Although it might seem that the
European Debt Crisis is an issue confined to Europe, it actually will affect
the economies of countries around the world. The economies of the world are all
very closely connected. If one country suffers, all other countries feel the
effects. For example, the United States has millions of dollars invested in
European banks. (Eichler) As global economist Richard Clarida explains, “The U.S. is tied into the global economy through interest
rates, through trade, through exchange rates, through credit spreads, through
bank borrowing costs, and so if Europe spirals downward, it will certainly
impact us.” If the European banking system completely fails, then the US
will suffer dramatically.
Bibliography:
Baetz,
Juergen. Euro Official: Greece to Need
More Aid After 2014. Global News. 5 Sep 2013. Web. 5 Sep 2013. <http://globalnews.ca/news/820378/euro-official-greece-to-need-more-aid-after-2014/>
British
Broadcasting Corporation.
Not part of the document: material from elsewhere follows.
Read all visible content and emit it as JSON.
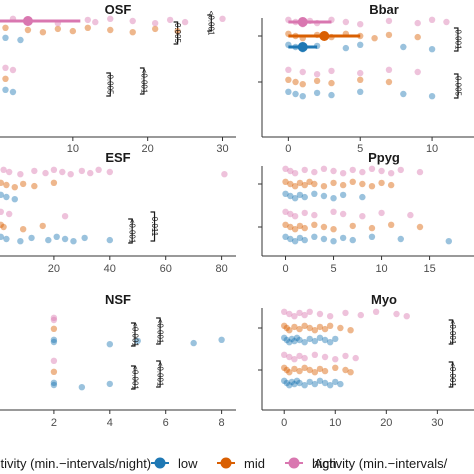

Greece in
Crisis: How European Debt Problems Affect You. BBC. 27 Nov 2012. Web. 5 Sep
2013. <http://www.bbc.co.uk/newsbeat/13856153>
Clarida,
Richard. The Euro Crisis and the U.S.
Economy. Council on Foreign Relations. 25 May 2012. Web. 6 Sep 2013. < http://www.cfr.org/united-states/euro-crisis-us-economy/p28361>
Eichler,
Alexander. European Debt Crisis. Huffington
Post. 27 Dec 2011. Web. 5 Sep 2013. <http://www.huffingtonpost.com/2011/12/21/european-debt-crisis_n_1147173.html>
Goldstein,
Jacob. The Crisis in Europe, Explained. NPR.
4 June 2012. Web. 5 Sep 2013. <http://www.npr.org/blogs/money/2012/06/04/154282337/the-crisis-in-europe-explained>
Park,
Jeanne. The European Debt Crisis. PBS.